7.5 Voltage Monitoring

Voltage instability can occur very quickly. After growing penetration of distributed generations, the issue of voltage stability has become much more important. Measurement of voltage and measurement of reactive power reserve value are among the vital issues in voltage stability that are measured and calculated by PMUs and sent to the WAMS center. To prevent voltage instability, there are under voltage load shedding (UVLS) relays that were operated locally in the past decades. In this approach, UVLS relays measure the voltage of a bus and according to it values; the necessary decisions have been made to disconnect the load. Nowadays, PMU data are deployed to improve the performance of the UVLS relays using wide area measured data.

7.6 Alarming

By having angles of different buses, several alarms can be implemented on the system. For example, the difference between the angles of the two ends of a line can be criterion of an alarm that if exceeds from a certain value, the alarm will be sent. It is also possible to record different buses voltage angles in different regions and then use them during the post event analysis.

7.7 Dynamic Line Ratings

Using phasor data of the system, the lines flow can be measured instantly and their loading status can be assessed. By implementing PMU and achieving instantaneous data, it is possible to determine the loading of the lines using the flow information of the lines and weather conditions to allow more power pass through the lines under certain conditions. There are two ways for dynamic line rating:

  1. (1)

    The CAT method, which uses environmental information such as temperature and wind velocity and conductor information such as voltage and current measured data by a PMU, determines the dynamic loading limit of the lines.

  2. (2)

    At both ends of the line PMUs are installed and simultaneously measure the voltage and current data to calculate the loading limit of the line.

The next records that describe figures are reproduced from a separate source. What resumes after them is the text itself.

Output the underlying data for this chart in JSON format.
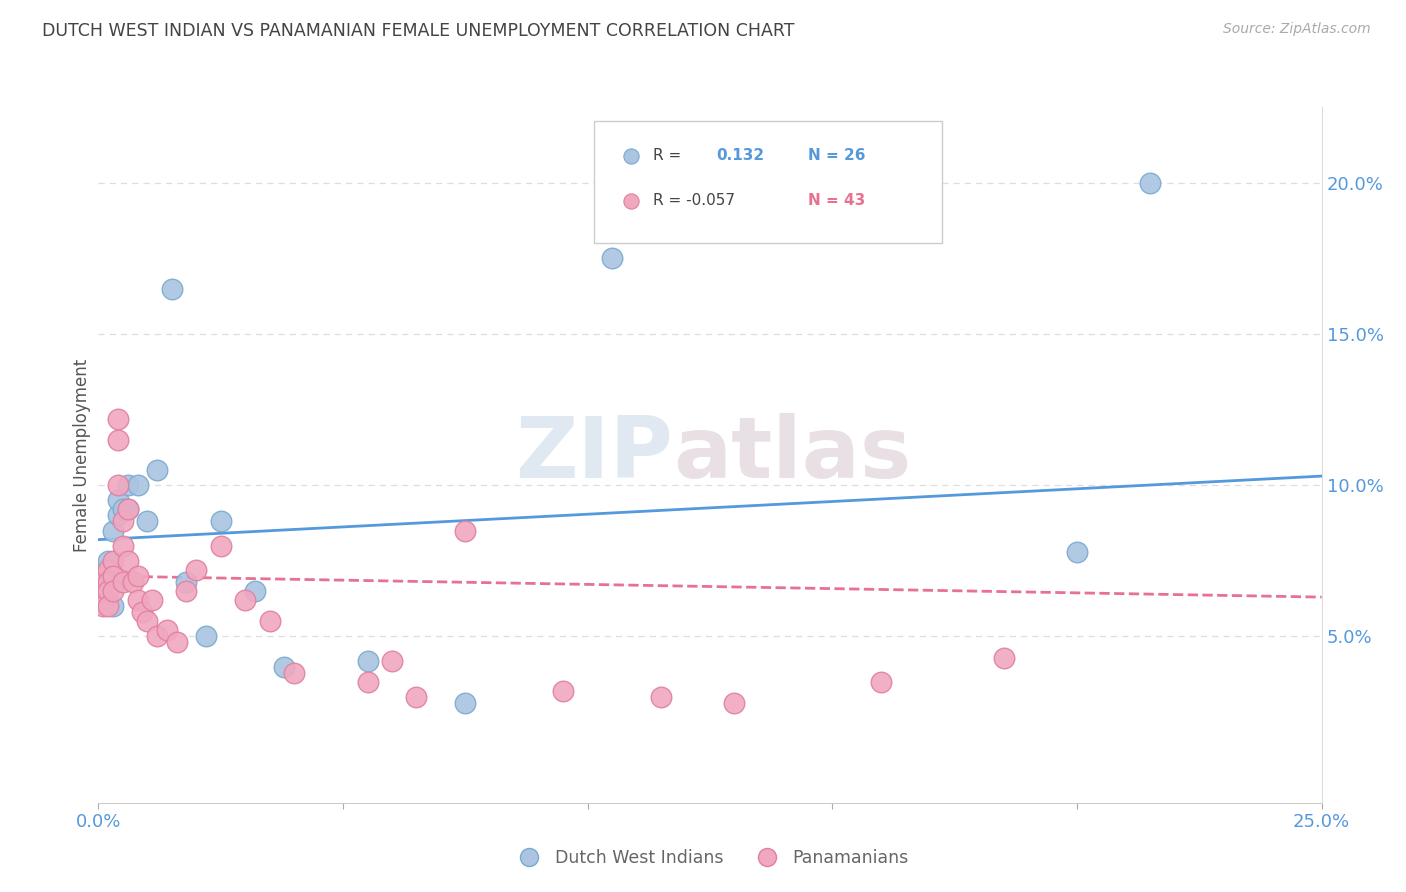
{
  "title": "DUTCH WEST INDIAN VS PANAMANIAN FEMALE UNEMPLOYMENT CORRELATION CHART",
  "source": "Source: ZipAtlas.com",
  "ylabel": "Female Unemployment",
  "ytick_labels": [
    "5.0%",
    "10.0%",
    "15.0%",
    "20.0%"
  ],
  "ytick_values": [
    0.05,
    0.1,
    0.15,
    0.2
  ],
  "xlim": [
    0.0,
    0.25
  ],
  "ylim": [
    -0.005,
    0.225
  ],
  "watermark_zip": "ZIP",
  "watermark_atlas": "atlas",
  "blue_color": "#aac4e2",
  "pink_color": "#f0a8bf",
  "blue_edge_color": "#7aaad0",
  "pink_edge_color": "#e080a0",
  "blue_line_color": "#5599dd",
  "pink_line_color": "#e87090",
  "title_color": "#444444",
  "axis_color": "#5599dd",
  "source_color": "#aaaaaa",
  "grid_color": "#dddddd",
  "blue_line_y0": 0.082,
  "blue_line_y1": 0.103,
  "pink_line_y0": 0.07,
  "pink_line_y1": 0.063,
  "dutch_west_indians_x": [
    0.001,
    0.001,
    0.002,
    0.002,
    0.003,
    0.003,
    0.003,
    0.004,
    0.004,
    0.005,
    0.006,
    0.006,
    0.008,
    0.01,
    0.012,
    0.015,
    0.018,
    0.022,
    0.025,
    0.032,
    0.038,
    0.055,
    0.075,
    0.105,
    0.2,
    0.215
  ],
  "dutch_west_indians_y": [
    0.068,
    0.072,
    0.065,
    0.075,
    0.06,
    0.068,
    0.085,
    0.09,
    0.095,
    0.092,
    0.092,
    0.1,
    0.1,
    0.088,
    0.105,
    0.165,
    0.068,
    0.05,
    0.088,
    0.065,
    0.04,
    0.042,
    0.028,
    0.175,
    0.078,
    0.2
  ],
  "panamanians_x": [
    0.001,
    0.001,
    0.001,
    0.001,
    0.002,
    0.002,
    0.002,
    0.002,
    0.003,
    0.003,
    0.003,
    0.004,
    0.004,
    0.004,
    0.005,
    0.005,
    0.005,
    0.006,
    0.006,
    0.007,
    0.008,
    0.008,
    0.009,
    0.01,
    0.011,
    0.012,
    0.014,
    0.016,
    0.018,
    0.02,
    0.025,
    0.03,
    0.035,
    0.04,
    0.055,
    0.06,
    0.065,
    0.075,
    0.095,
    0.115,
    0.13,
    0.16,
    0.185
  ],
  "panamanians_y": [
    0.07,
    0.068,
    0.065,
    0.06,
    0.072,
    0.068,
    0.065,
    0.06,
    0.075,
    0.07,
    0.065,
    0.122,
    0.115,
    0.1,
    0.088,
    0.08,
    0.068,
    0.092,
    0.075,
    0.068,
    0.07,
    0.062,
    0.058,
    0.055,
    0.062,
    0.05,
    0.052,
    0.048,
    0.065,
    0.072,
    0.08,
    0.062,
    0.055,
    0.038,
    0.035,
    0.042,
    0.03,
    0.085,
    0.032,
    0.03,
    0.028,
    0.035,
    0.043
  ]
}
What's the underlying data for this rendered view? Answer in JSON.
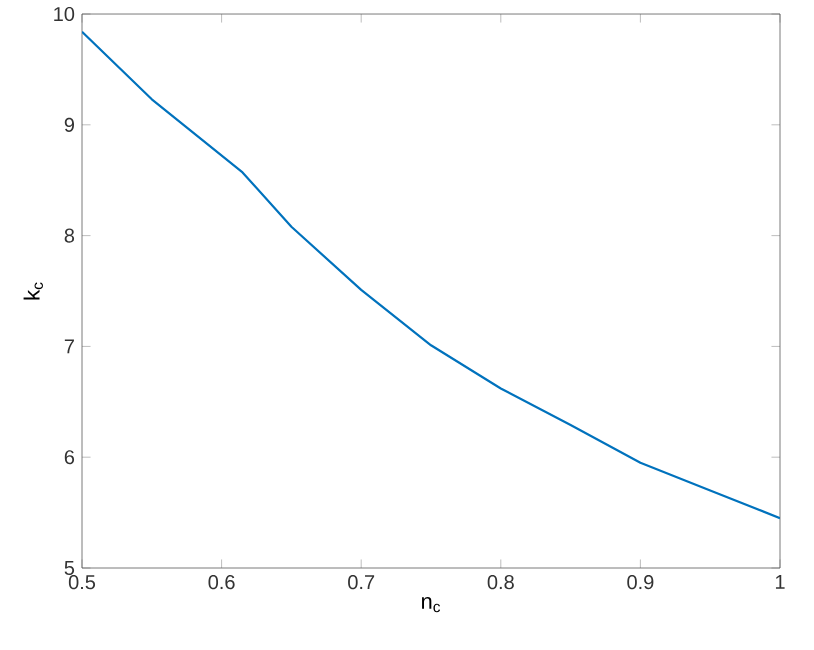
{
  "chart_data": {
    "type": "line",
    "xlabel": "n$_{c}$",
    "ylabel": "k$_{c}$",
    "x": [
      0.5,
      0.55,
      0.615,
      0.65,
      0.7,
      0.75,
      0.8,
      0.85,
      0.9,
      0.95,
      1.0
    ],
    "series": [
      {
        "color": "#0072bd",
        "values": [
          9.84,
          9.23,
          8.57,
          8.08,
          7.51,
          7.01,
          6.62,
          6.29,
          5.95,
          5.7,
          5.45
        ]
      }
    ],
    "xlim": [
      0.5,
      1
    ],
    "ylim": [
      5,
      10
    ],
    "xticks": [
      0.5,
      0.6,
      0.7,
      0.8,
      0.9,
      1
    ],
    "yticks": [
      5,
      6,
      7,
      8,
      9,
      10
    ],
    "grid": false,
    "marker": "none",
    "line_style": "solid"
  }
}
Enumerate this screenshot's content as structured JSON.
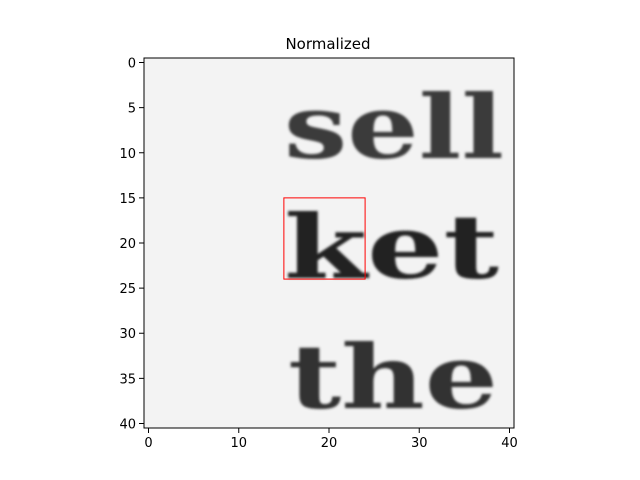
{
  "chart_data": {
    "type": "heatmap",
    "title": "Normalized",
    "xlabel": "",
    "ylabel": "",
    "x_extent": [
      -0.5,
      40.5
    ],
    "y_extent": [
      40.5,
      -0.5
    ],
    "x_ticks": [
      0,
      10,
      20,
      30,
      40
    ],
    "y_ticks": [
      0,
      5,
      10,
      15,
      20,
      25,
      30,
      35,
      40
    ],
    "colormap": "gray",
    "image_words": [
      "sell",
      "ket",
      "the"
    ],
    "highlight_box": {
      "x0": 15,
      "y0": 15,
      "x1": 24,
      "y1": 24,
      "color": "#ff0000"
    }
  }
}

7.8 Security and Stability Analysis

The security of the power system means that the system will be able to successfully pass through the disturbances without disruption in servicing to a customer group of customers. This is largely due to the system robustness during abrupt disturbances, and is dependent on operation conditions as well as the likelihood of disturbances. In other words, the security of the system means that the system is resistant to disturbances after the power system has been forced to change its status during the event of a disturbance.

Correct understanding of the disturbance, the place of its occurrence and the type of happened fault help to carry out these studies. Using WAMS features, the online snapshot is provided from the network structure, operation of protection elements, status of control devices, load and generation characteristics, condition of reactive power sources and etc. Then, it is examined at control center using the security analysis software. Also, the state estimation of power system is available at the pre-fault moment, which can be used as initial states for starting network analysis software. Finally, the results of power system dynamic security analysis are expressed as a set of necessary control proceedings. These proceedings are either to prevent faults and increase the security margin of the power system or to prevent instability and blackouts.

7.9 Event Analysis

Extensive events occur on power system every year. To find the source of these events and solve them, it is necessary to check the network status before and during the event. In the SCADA system, due to the lack of synchronization of data and the slowness of the telecommunication link, the network dynamics are not available. Therefore, it is not possible to check the network behavior during the disturbance. Due to the synchronization of data and large implementation of PMUs in the WAMS system, network dynamics can be observed and it is possible to investigate network events.

8 Conclusion

Over years, with the expansion of power system, its complexity has also increased. In this situation, monitoring of the dynamic behavior of power system is vital for secure operation. So, the focus of this chapter is on the concept and importance of WAMS in power systems. Before development of WAMS, the SCADA was used to monitor the power system condition. This chapter describes different features of SCADA. It shows that the SCADA system is not able to follow power system dynamics due to its features. Therefore, the advent of PMU along with increasing the data processing speed led to the development of WAMS. By collecting and processing the data, WAMS provides a set of results to the operators that facilitate system monitoring. Different application of WAMS which increase system performance, have been illustrated in this chapter. A part of this chapter is dedicated to a brief survey of the telecommunication systems used in WAMS because of the data transmission importance.

In this chapter, especially attention has been given to PMUs as the main components of WAMS. Thus, the developments, phasor calculation and frequency estimation methods used in PMUs are covered. Finally, the main purpose of this chapter is to show the importance of WAMS in modern power systems.